President Donald Trump questions again on the reliability of the Navy's new electromagnetic aircraft system versus older steam catapults.

VIRGINIA BEACH, Va. (WVEC) — President Donald Trump used one of his Thanksgiving Day phone calls to service members to raise questions on the reliability of the Navy's new electromagnetic aircraft system versus older steam catapults.

Trump was famously critical last year of the Newport News-built USS Gerald R. Ford's "EMALS," claiming the system, "no good."

"We may have to do some tweaking as we go to the next ship in the class, and the next ship in the class, and then retrofit once we work out the bugs," said retired rear admiral Mike Groothousen. "But it's the path we've chosen we're going to go down, and I believe we're going make it work."

It is not the first time the first-in-class Ford has had problems. It is is the most expensive warship ever built, at an estimated $12.9 billion.
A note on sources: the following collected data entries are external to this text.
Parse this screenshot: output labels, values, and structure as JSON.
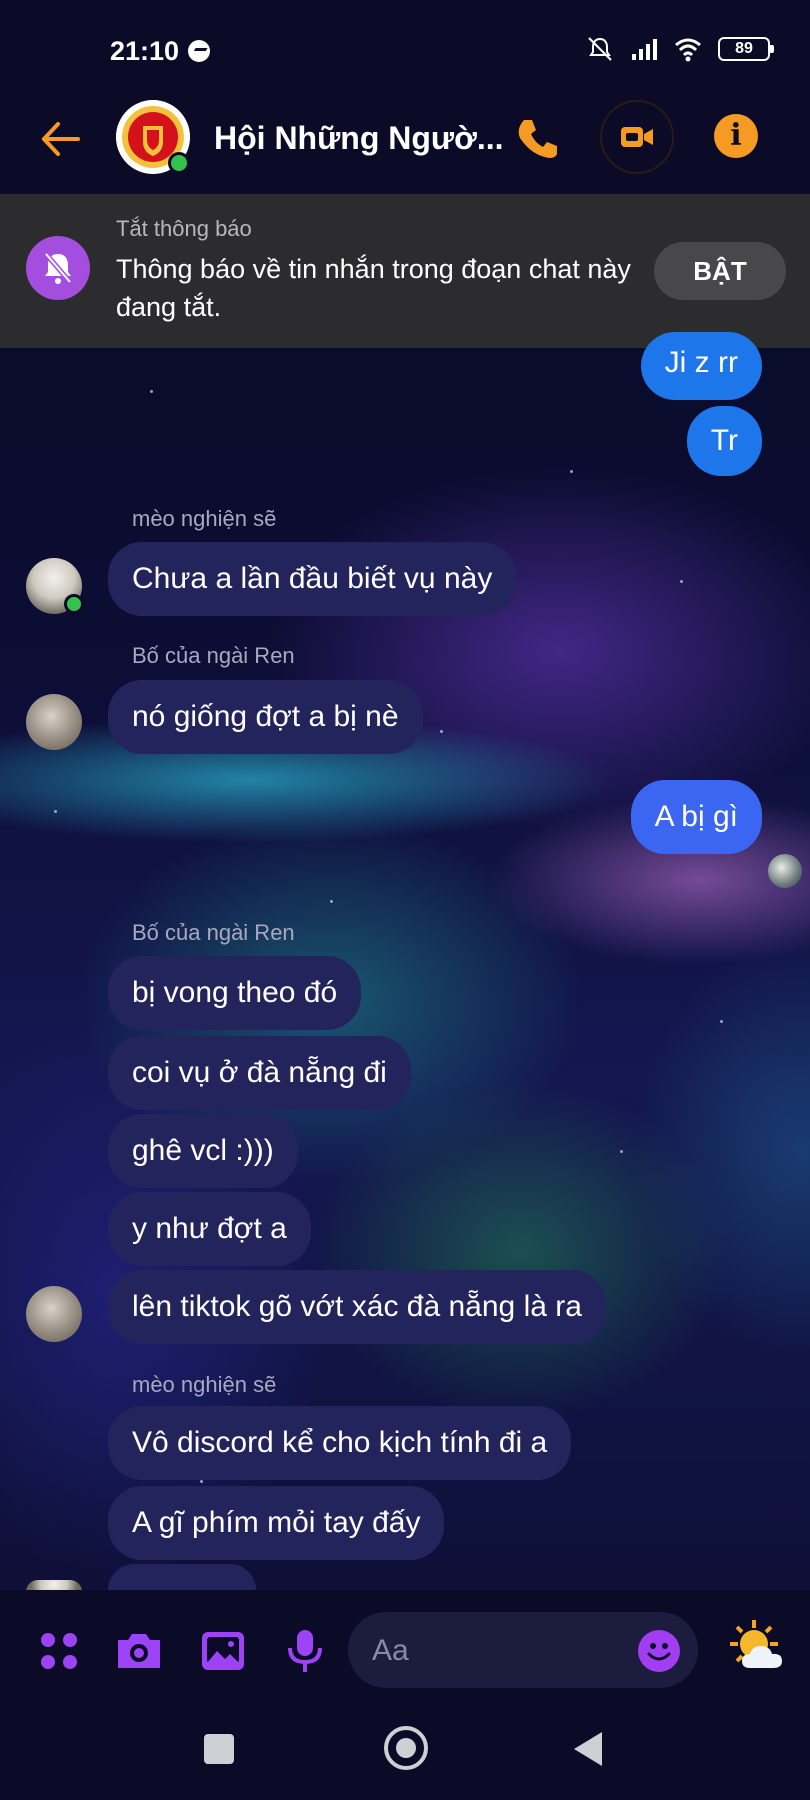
{
  "status_bar": {
    "time": "21:10",
    "battery": "89"
  },
  "header": {
    "title": "Hội Những Ngườ...",
    "icons": [
      "back-arrow-icon",
      "phone-icon",
      "video-camera-icon",
      "info-icon"
    ],
    "accent_color": "#f59a23"
  },
  "banner": {
    "label": "Tắt thông báo",
    "text": "Thông báo về tin nhắn trong đoạn chat này đang tắt.",
    "button": "BẬT"
  },
  "messages": [
    {
      "direction": "out",
      "text": "Ji z rr"
    },
    {
      "direction": "out",
      "text": "Tr"
    },
    {
      "direction": "in",
      "sender": "mèo nghiện sẽ",
      "text": "Chưa a lần đầu biết vụ này"
    },
    {
      "direction": "in",
      "sender": "Bố của ngài Ren",
      "text": "nó giống đợt a bị nè"
    },
    {
      "direction": "out",
      "text": "A bị gì"
    },
    {
      "direction": "in",
      "sender": "Bố của ngài Ren",
      "text": "bị vong theo đó"
    },
    {
      "direction": "in",
      "text": "coi vụ ở đà nẵng đi"
    },
    {
      "direction": "in",
      "text": "ghê vcl :)))"
    },
    {
      "direction": "in",
      "text": "y như đợt a"
    },
    {
      "direction": "in",
      "text": "lên tiktok gõ vớt xác đà nẵng là ra"
    },
    {
      "direction": "in",
      "sender": "mèo nghiện sẽ",
      "text": "Vô discord kể cho kịch tính đi a"
    },
    {
      "direction": "in",
      "text": "A gĩ phím mỏi tay đấy"
    }
  ],
  "composer": {
    "placeholder": "Aa",
    "icons": [
      "menu-dots-icon",
      "camera-icon",
      "image-icon",
      "microphone-icon",
      "emoji-icon",
      "weather-sun-cloud-icon"
    ],
    "accent_color": "#9b43f5"
  },
  "navigation": {
    "icons": [
      "recent-apps-icon",
      "home-icon",
      "back-icon"
    ]
  },
  "colors": {
    "outgoing_bubble": "#1e77ea",
    "incoming_bubble": "#24245c",
    "banner_bg": "#2c2c2e"
  }
}
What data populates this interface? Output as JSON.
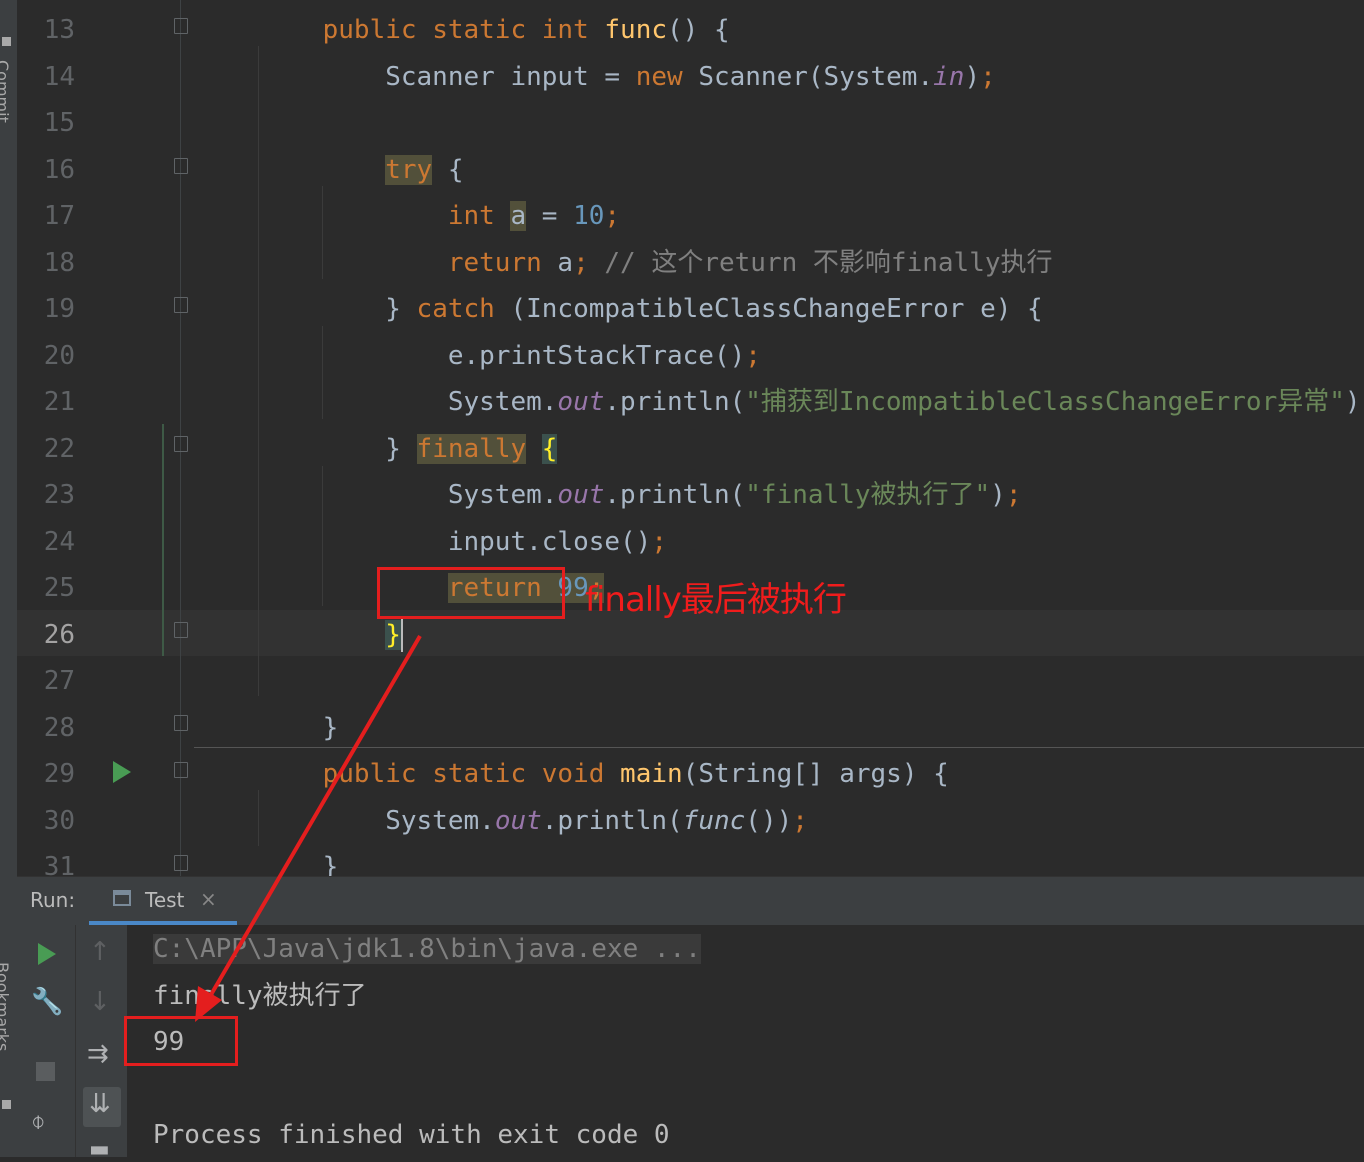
{
  "left_strip": {
    "top_label": "Commit",
    "bottom_label": "Bookmarks"
  },
  "editor": {
    "lines": [
      {
        "n": "13",
        "segs": [
          [
            "",
            "    "
          ],
          [
            "kw",
            "public static int "
          ],
          [
            "fn",
            "func"
          ],
          [
            "",
            "() {"
          ]
        ]
      },
      {
        "n": "14",
        "segs": [
          [
            "",
            "        Scanner input = "
          ],
          [
            "kw",
            "new "
          ],
          [
            "",
            "Scanner(System."
          ],
          [
            "fld",
            "in"
          ],
          [
            "",
            ")"
          ],
          [
            "kw",
            ";"
          ]
        ]
      },
      {
        "n": "15",
        "segs": [
          [
            "",
            ""
          ]
        ]
      },
      {
        "n": "16",
        "segs": [
          [
            "",
            "        "
          ],
          [
            "kw hl",
            "try"
          ],
          [
            "",
            " {"
          ]
        ]
      },
      {
        "n": "17",
        "segs": [
          [
            "",
            "            "
          ],
          [
            "kw",
            "int "
          ],
          [
            "hl",
            "a"
          ],
          [
            "",
            " = "
          ],
          [
            "num",
            "10"
          ],
          [
            "kw",
            ";"
          ]
        ]
      },
      {
        "n": "18",
        "segs": [
          [
            "",
            "            "
          ],
          [
            "kw",
            "return "
          ],
          [
            "",
            "a"
          ],
          [
            "kw",
            "; "
          ],
          [
            "cmt",
            "// 这个return 不影响finally执行"
          ]
        ]
      },
      {
        "n": "19",
        "segs": [
          [
            "",
            "        } "
          ],
          [
            "kw",
            "catch "
          ],
          [
            "",
            "(IncompatibleClassChangeError e) {"
          ]
        ]
      },
      {
        "n": "20",
        "segs": [
          [
            "",
            "            e.printStackTrace()"
          ],
          [
            "kw",
            ";"
          ]
        ]
      },
      {
        "n": "21",
        "segs": [
          [
            "",
            "            System."
          ],
          [
            "fld",
            "out"
          ],
          [
            "",
            ".println("
          ],
          [
            "str",
            "\"捕获到IncompatibleClassChangeError异常\""
          ],
          [
            "",
            ")"
          ],
          [
            "kw",
            ";"
          ]
        ]
      },
      {
        "n": "22",
        "segs": [
          [
            "",
            "        } "
          ],
          [
            "kw hl",
            "finally"
          ],
          [
            "",
            " "
          ],
          [
            "hlp",
            "{"
          ]
        ]
      },
      {
        "n": "23",
        "segs": [
          [
            "",
            "            System."
          ],
          [
            "fld",
            "out"
          ],
          [
            "",
            ".println("
          ],
          [
            "str",
            "\"finally被执行了\""
          ],
          [
            "",
            ")"
          ],
          [
            "kw",
            ";"
          ]
        ]
      },
      {
        "n": "24",
        "segs": [
          [
            "",
            "            input.close()"
          ],
          [
            "kw",
            ";"
          ]
        ]
      },
      {
        "n": "25",
        "segs": [
          [
            "",
            "            "
          ],
          [
            "kw hl",
            "return "
          ],
          [
            "num hl",
            "99"
          ],
          [
            "kw hl",
            ";"
          ]
        ]
      },
      {
        "n": "26",
        "segs": [
          [
            "",
            "        "
          ],
          [
            "hlp",
            "}"
          ],
          [
            "caret",
            ""
          ]
        ]
      },
      {
        "n": "27",
        "segs": [
          [
            "",
            ""
          ]
        ]
      },
      {
        "n": "28",
        "segs": [
          [
            "",
            "    }"
          ]
        ]
      },
      {
        "n": "29",
        "segs": [
          [
            "",
            "    "
          ],
          [
            "kw",
            "public static void "
          ],
          [
            "fn",
            "main"
          ],
          [
            "",
            "(String[] args) {"
          ]
        ]
      },
      {
        "n": "30",
        "segs": [
          [
            "",
            "        System."
          ],
          [
            "fld",
            "out"
          ],
          [
            "",
            ".println("
          ],
          [
            "ital",
            "func"
          ],
          [
            "",
            "())"
          ],
          [
            "kw",
            ";"
          ]
        ]
      },
      {
        "n": "31",
        "segs": [
          [
            "",
            "    }"
          ]
        ]
      }
    ],
    "current_line": "26"
  },
  "annotation": {
    "text": "finally最后被执行",
    "color": "#f01c1c"
  },
  "run_panel": {
    "label": "Run:",
    "tab_label": "Test",
    "tab_close": "×",
    "console": {
      "command": "C:\\APP\\Java\\jdk1.8\\bin\\java.exe ...",
      "output_lines": [
        "finally被执行了",
        "99",
        "",
        "Process finished with exit code 0"
      ]
    }
  },
  "colors": {
    "keyword": "#cc7832",
    "function": "#ffc66d",
    "number": "#6897bb",
    "string": "#6a8759",
    "field": "#9876aa",
    "run_green": "#499c54"
  }
}
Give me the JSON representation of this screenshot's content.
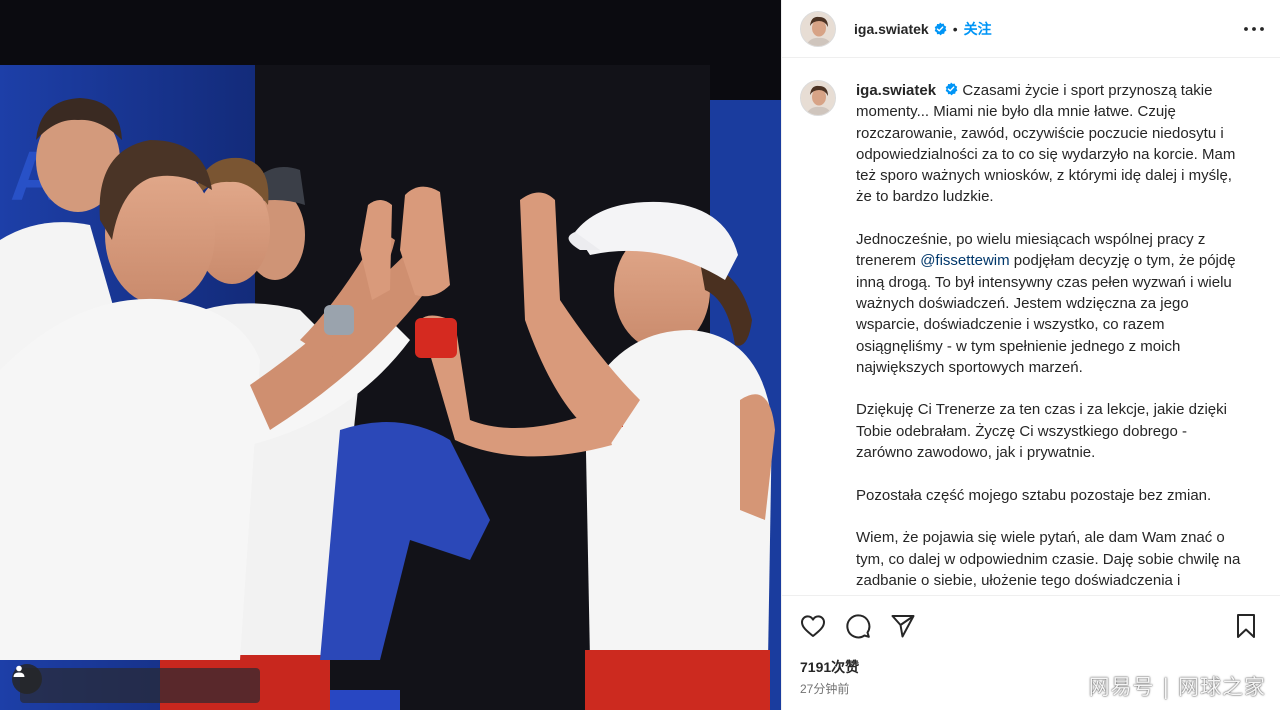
{
  "post": {
    "username": "iga.swiatek",
    "follow_label": "关注",
    "likes": "7191次赞",
    "time_ago": "27分钟前"
  },
  "caption": {
    "username": "iga.swiatek",
    "p1": "Czasami życie i sport przynoszą takie momenty... Miami nie było dla mnie łatwe. Czuję rozczarowanie, zawód, oczywiście poczucie niedosytu i odpowiedzialności za to co się wydarzyło na korcie. Mam też sporo ważnych wniosków, z którymi idę dalej i myślę, że to bardzo ludzkie.",
    "p2_before": "Jednocześnie, po wielu miesiącach wspólnej pracy z trenerem ",
    "p2_mention": "@fissettewim",
    "p2_after": " podjęłam decyzję o tym, że pójdę inną drogą. To był intensywny czas pełen wyzwań i wielu ważnych doświadczeń. Jestem wdzięczna za jego wsparcie, doświadczenie i wszystko, co razem osiągnęliśmy - w tym spełnienie jednego z moich największych sportowych marzeń.",
    "p3": "Dziękuję Ci Trenerze za ten czas i za lekcje, jakie dzięki Tobie odebrałam. Życzę Ci wszystkiego dobrego - zarówno zawodowo, jak i prywatnie.",
    "p4": "Pozostała część mojego sztabu pozostaje bez zmian.",
    "p5": "Wiem, że pojawia się wiele pytań, ale dam Wam znać o tym, co dalej w odpowiednim czasie. Daję sobie chwilę na zadbanie o siebie, ułożenie tego doświadczenia i"
  },
  "watermark": "网易号 | 网球之家",
  "icons": {
    "verified": "verified-badge-icon",
    "more": "more-options-icon",
    "like": "heart-icon",
    "comment": "comment-icon",
    "share": "send-icon",
    "save": "bookmark-icon",
    "tag": "user-tag-icon"
  },
  "colors": {
    "accent": "#0095f6",
    "verified": "#0095f6",
    "mention": "#00376b",
    "muted": "#737373"
  }
}
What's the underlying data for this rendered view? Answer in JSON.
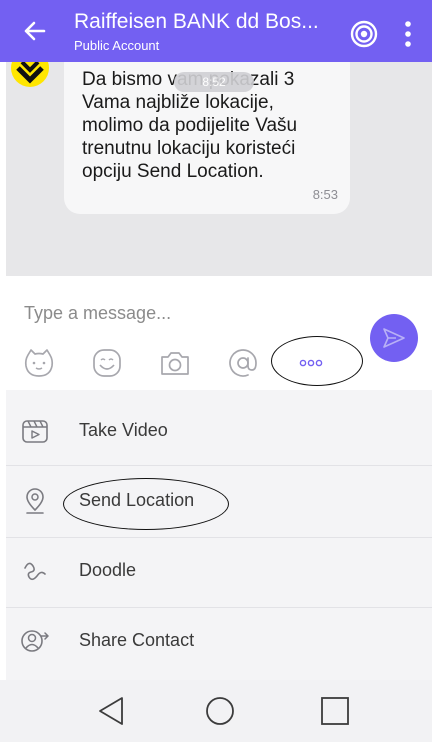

It was delivered to the Navy nearly two years late and 23 percent over budget.

Groothousen flew Navy jets and was commanding officer of the USS Harry S. Truman at the start of Operation Iraqi Freedom. He said he's certain the Navy and Newport News Shipbuilding will correct any problems and that the Ford will go on to help U.S. pilots fight and win wars for decades to come.

Groothausen said the Ford's EMALS will require far less energy and will allow for more airplanes to be launched more quickly.

"It's efficiency, it's maintenance, it's new technology," he said. "You're always going to have glitches. But what it brings us in savings in energy and what the ship can do with the other electric power is phenomenal."